The study herein pooled data from seven clinical studies from 12 different countries to estimate the association between the use of corticosteroids compared to usual care or placebo and the 28-day all-cause mortality in critically ill patients. On the one hand, pooling the results from seven different studies paints a bigger picture than looking at one study; however, as the different studies are fundamentally quite different, this makes the analysis of the pooled study not as straight forward.
In this study, different corticosteroids in low and high concentrations (dexamethasone at low and high doses, low-dose hydrocortisone, and high-dose methylprednisolone) were used.

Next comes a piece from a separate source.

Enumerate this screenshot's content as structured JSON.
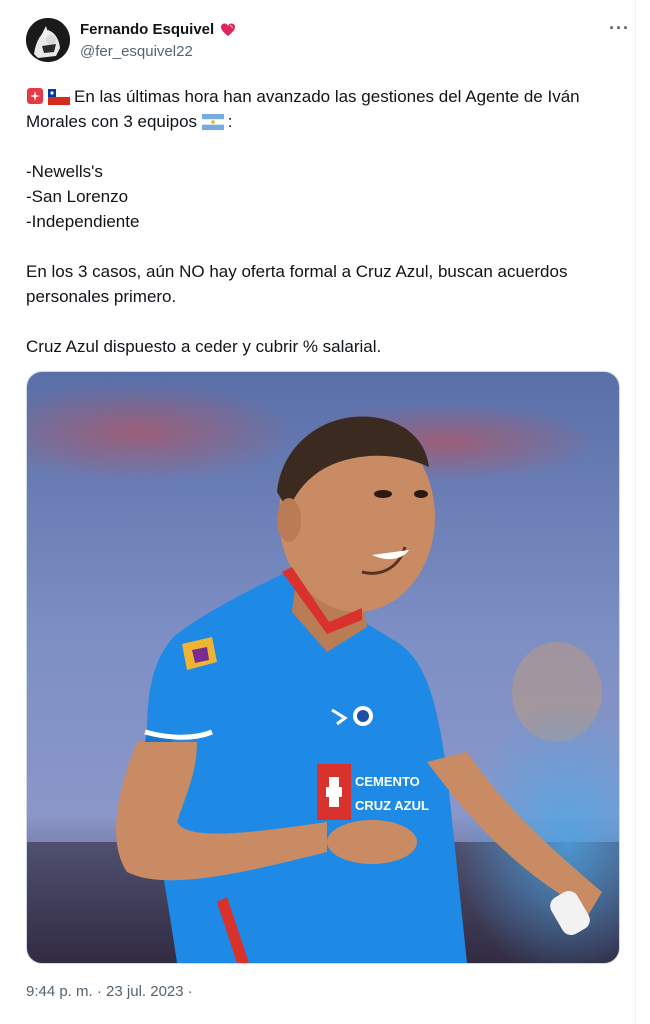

Based on the results of the UK-based Randomised Evaluation of COVID-19 Therapy (RECOVERY) trial the Task Force for the Australian guideline for the clinical care of people with COVID-19 recommend the use low dose dexamethasone (6 mg daily intravenously or orally) for up to 10 days in adults with COVID-19 who are receiving oxygen (including mechanically ventilated patients); but currently have a conditional recommendation against using dexamethasone in adults with COVID-19 who do not require oxygen therapy.
In this study, the authors leave a major question unanswered: What is the optimal dose?
Low-dose corticosteroids have been shown to be beneficial. But using high-dose corticosteroids for COVID-19 has been associated with the risk of secondary infections, long-term complications and prolonged virus shedding.
Corticosteroid treatment is a double-edged sword but the evidence shows that severely ill patients benefit from corticosteroid treatment.”